5 Simple Storage Tips to keep Produce Fresh
Food waste is a massive problem. America wastes around 40% of its food. Around half of this food waste happens at level of the consumer. About 94 percent of the food we throw away ends up in landfills or combustion facilities. Reducing food waste at home saves consumers money, reduced food insecurity and conserves resources for future generations. Below are some easy storage tips to keep produce fresher for longer.
Vegetables need to breathe. An airtight plastic bag is the worst choice for storing vegetables. And don't pack veggies tightly together either as they need space for air circulation. Many fruits also produce ethylene gas, which acts like a ripening hormone and hastens spoilage. Our mesh produce bags are breathable, absorb moisture and allow ethylene gases to escape, thereby keep fruits and veggies fresh for longer!
- Leave some produce out of the fridge.
Potatoes, onions, and garlic are cold-sensitive items and don’t do well in the fridge. Storing them in cool, dark spots elongates life for up to a month. Ethylene emitters such as avocados, bananas, peaches, nectarines, tomatoes, pears, and plumbs, are best kept on the counter and can be tossed in the fridge once ripe to lengthen shelf life.
- Keep produce separately
Keep ethylene emitters away from the greens to prevent wilting. Store potatoes and onions separately as both release moisture, so mixing them together can cause them to go bad faster. Keep an apple in the bag of potatoes as apples produce ethylene gas, which keeps potatoes fresher and firmer. However, keep apples away from other fruits and veggies for the same reason.

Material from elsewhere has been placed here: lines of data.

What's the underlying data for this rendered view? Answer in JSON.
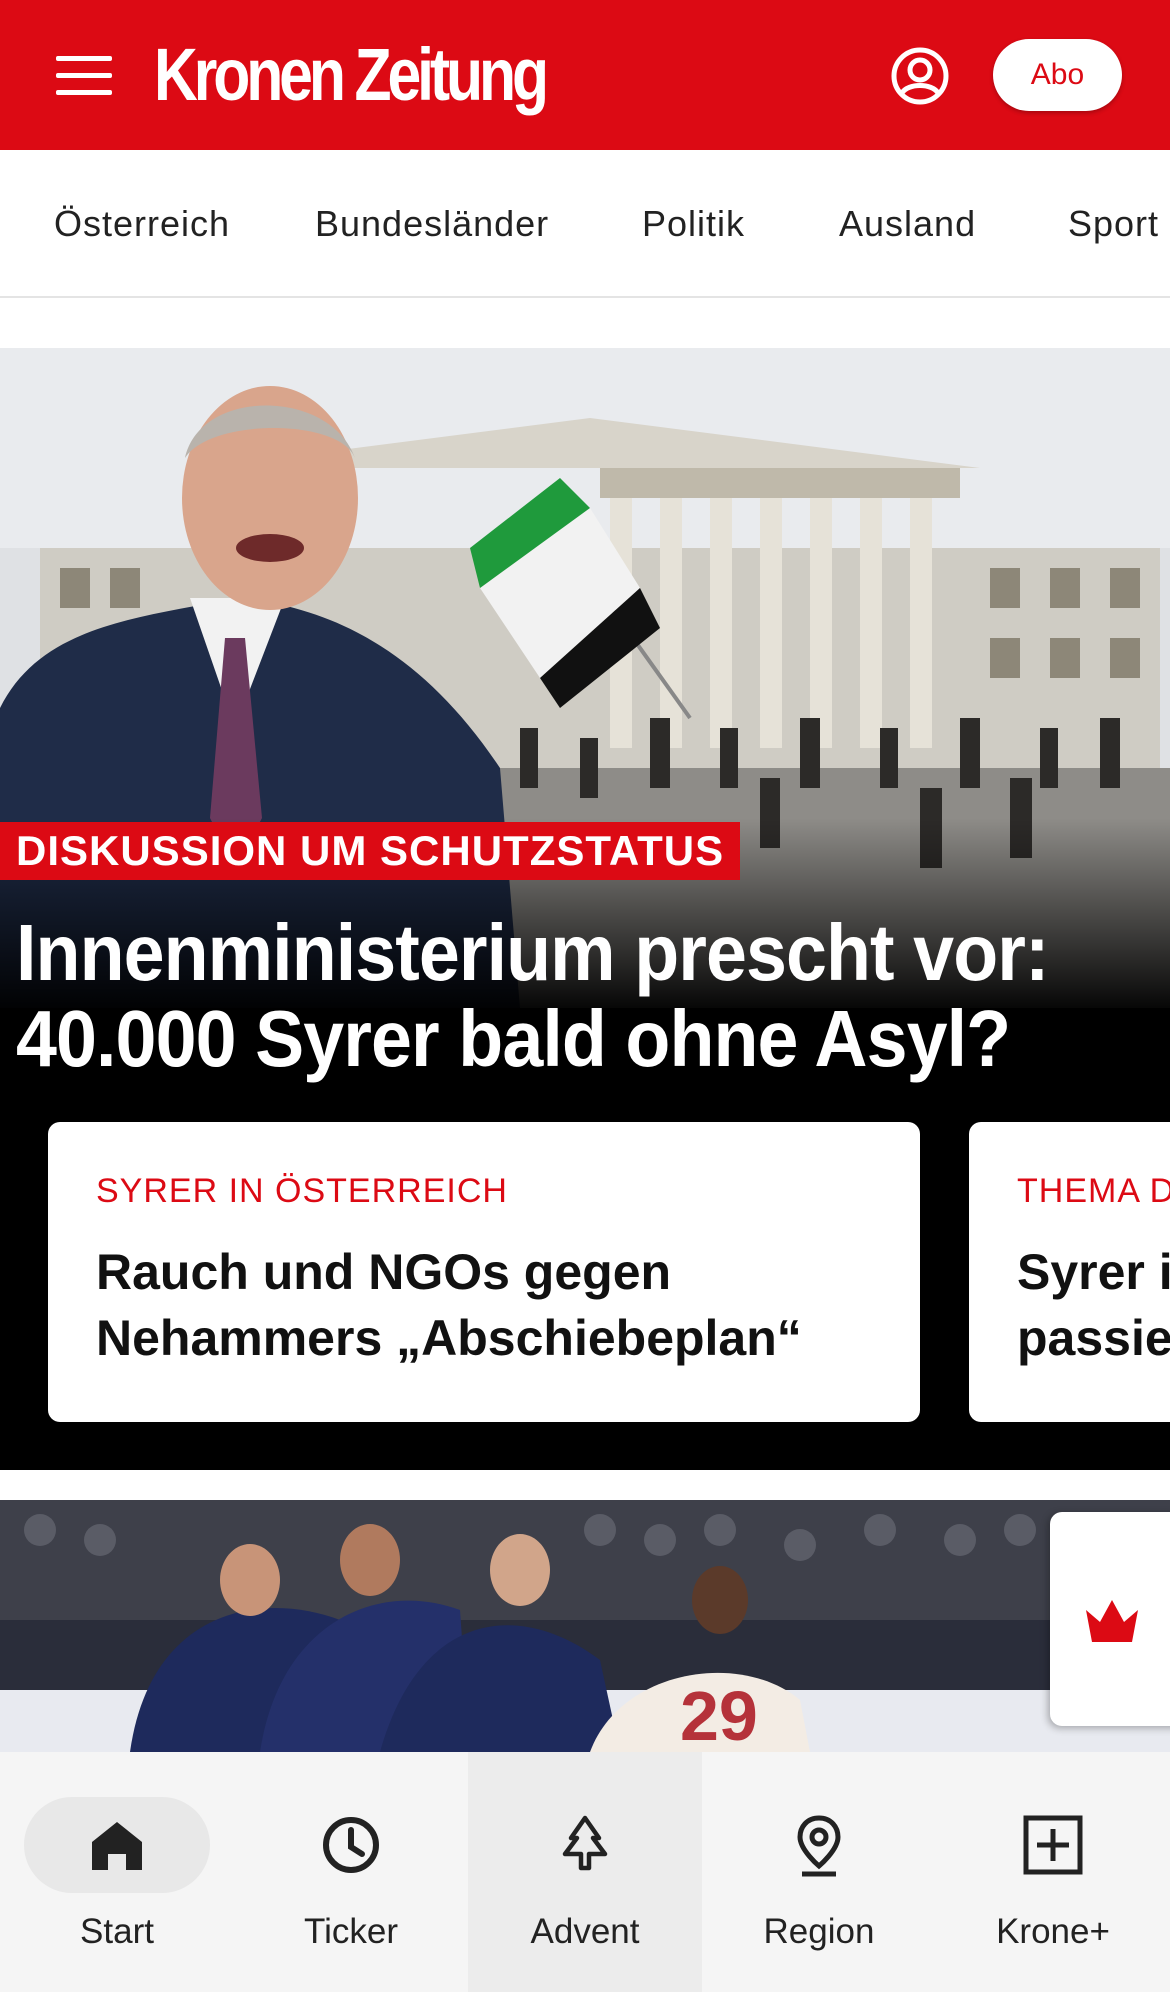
{
  "header": {
    "logo": "Kronen Zeitung",
    "abo_label": "Abo",
    "menu_icon": "hamburger-icon",
    "account_icon": "account-circle-icon",
    "brand_color": "#dc0a14"
  },
  "nav": {
    "items": [
      "Österreich",
      "Bundesländer",
      "Politik",
      "Ausland",
      "Sport"
    ]
  },
  "hero": {
    "kicker": "DISKUSSION UM SCHUTZSTATUS",
    "headline": "Innenministerium prescht vor: 40.000 Syrer bald ohne Asyl?",
    "cards": [
      {
        "kicker": "SYRER IN ÖSTERREICH",
        "title_line1": "Rauch und NGOs gegen",
        "title_line2": "Nehammers „Abschiebeplan“"
      },
      {
        "kicker": "THEMA D",
        "title_line1": "Syrer i",
        "title_line2": "passie"
      }
    ]
  },
  "bottom_nav": {
    "tabs": [
      {
        "label": "Start",
        "icon": "home-icon"
      },
      {
        "label": "Ticker",
        "icon": "clock-icon"
      },
      {
        "label": "Advent",
        "icon": "tree-icon"
      },
      {
        "label": "Region",
        "icon": "location-pin-icon"
      },
      {
        "label": "Krone+",
        "icon": "plus-box-icon"
      }
    ]
  }
}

Citrus fruits can be stored at room temperature. However, instead of displaying in a bowl, simply let the fruit hang out to resist mold growth and improve air circulation. The same can do be done for onions, potatoes etc. Also, hang bananas to prevent bruising and reduce exposure of the banana flesh to oxygen that fastens ripening.
- Store herbs in water
When you bring home a bag of fresh tender herbs, use what you need on the day, and then store the rest of the bunch in a glass of water. First, clip off the bottom of their stems, remove any wilted or brown leaves, and put them in a quart container like a mason jar or water glass with about an inch of water at the bottom. Keep them in the fridge and change the water every couple of days.